Date of prior calculations |
TSX/S&P Level at that Date |
Fair Value we Calculated |
Valuation of TSX |
Average Capital Gain Per Year |
Apparent Performance as of November 29, 20165 with the Index at 15,008 (and note that this was meant to be a long-term tool not short-term) |

17-Sep-15 | 13787 |
15139 |
under-valued |
7.3% | In the (very) early going. It appears we were correct. |

03-Jun-14 | 14735 |
14226 |
about fair-valued |
0.7% | In the (very) early going. It appears we were too optimistic. |

11-May-13 | 12,589 | 12,630 | about fair-valued |
5.1% | In the early going.

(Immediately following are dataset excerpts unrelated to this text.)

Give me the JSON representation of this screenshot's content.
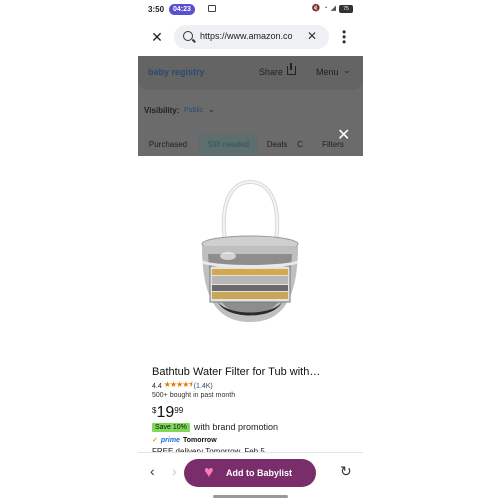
{
  "status_bar": {
    "time": "3:50",
    "timer": "04:23",
    "battery": "75"
  },
  "browser": {
    "url": "https://www.amazon.co"
  },
  "registry_header": {
    "title": "baby registry",
    "share_label": "Share",
    "menu_label": "Menu"
  },
  "visibility": {
    "label": "Visibility:",
    "value": "Public"
  },
  "tabs": [
    {
      "label": "Purchased"
    },
    {
      "label": "Still needed"
    },
    {
      "label": "Deals"
    },
    {
      "label": "C"
    },
    {
      "label": "Filters"
    }
  ],
  "product": {
    "title": "Bathtub Water Filter for Tub with…",
    "rating": "4.4",
    "stars_count": 4.5,
    "rating_count": "(1.4K)",
    "bought": "500+ bought in past month",
    "price_currency": "$",
    "price_whole": "19",
    "price_fraction": "99",
    "save_badge": "Save 10%",
    "promo_text": "with brand promotion",
    "prime_label": "prime",
    "prime_day": "Tomorrow",
    "delivery_text": "FREE delivery Tomorrow, Feb 5"
  },
  "bottom_bar": {
    "add_label": "Add to Babylist"
  },
  "colors": {
    "accent": "#7a2d6b",
    "overlay": "#6b6b6b",
    "save_badge": "#7ed957"
  },
  "icons": [
    "close-icon",
    "search-icon",
    "clear-icon",
    "more-vert-icon",
    "share-icon",
    "chevron-down-icon",
    "overlay-close-icon",
    "heart-icon",
    "back-icon",
    "forward-icon",
    "reload-icon"
  ]
}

It appears we were about correct. |

17-Mar-12 | 12,497 | 13,216 | under-valued |
4.0% | It appears we were too optimistic. |

28-Sep-11 | 11,585 | 11,838 | about fair-valued |
5.1% | It appears we were correct that the TSX was fairly valued. |

11-Mar-11 | 13,674 | 11,369 | over-valued |
1.6% | It appears we were correct |

29-May-10 | 11,671 | 11,637 | about fair-valued |
3.9% | It appears our fair value was about correct, the capital gain has been adequate, although barely so |

21-Dec-09 | 11,555 | 11,565 | about fair-valued |
3.8% | It appears our fair value was about correct, the capital gain has been adequate, although barely so |

11-Nov-08 | 9,065 | 12,369 | under-valued |
6.5% | It appears we were correct, the market was under-valued, a good investment |

10-Feb-08 | 12,989 | 13,027 | about fair-valued |
1.7% | It appears we were wrong, our fair value was too high |

08-Sep-07 | 13,651 | 12,585 | over-valued |
1.0% | It appears we were correct it was over-valued, but the overvaluation was much worse than we calculated |

09-Sep-06 | 11,870 | 12,476 | about fair-valued |
2.3% | It appears we were wrong, our fair value was too high |

07-Dec-05 | 11,131 | 10,261 | over-valued |
2.8% | It appears we were correct, but the over-valuation was worse than we calculated |

26-Jan-02 | 7,659 | 5,986 | over-valued |
4.6% | It appears we were correct in that the capital gain has been less than investors would have “required” at that time. |

06-Jul-01 | 7,594 | 6,014 | over-valued |
4.5% | It appears we were correct in that the capital gain has been less than investors would have “required” at that time. |

1. See Warren Buffett in Fortune Magazine, November 22, 1999, and his updated article of December 10, 2001. The same linking of stock index growth to GDP (or GNP) was made in Buffett’s October 9, 1969 letter to his partners.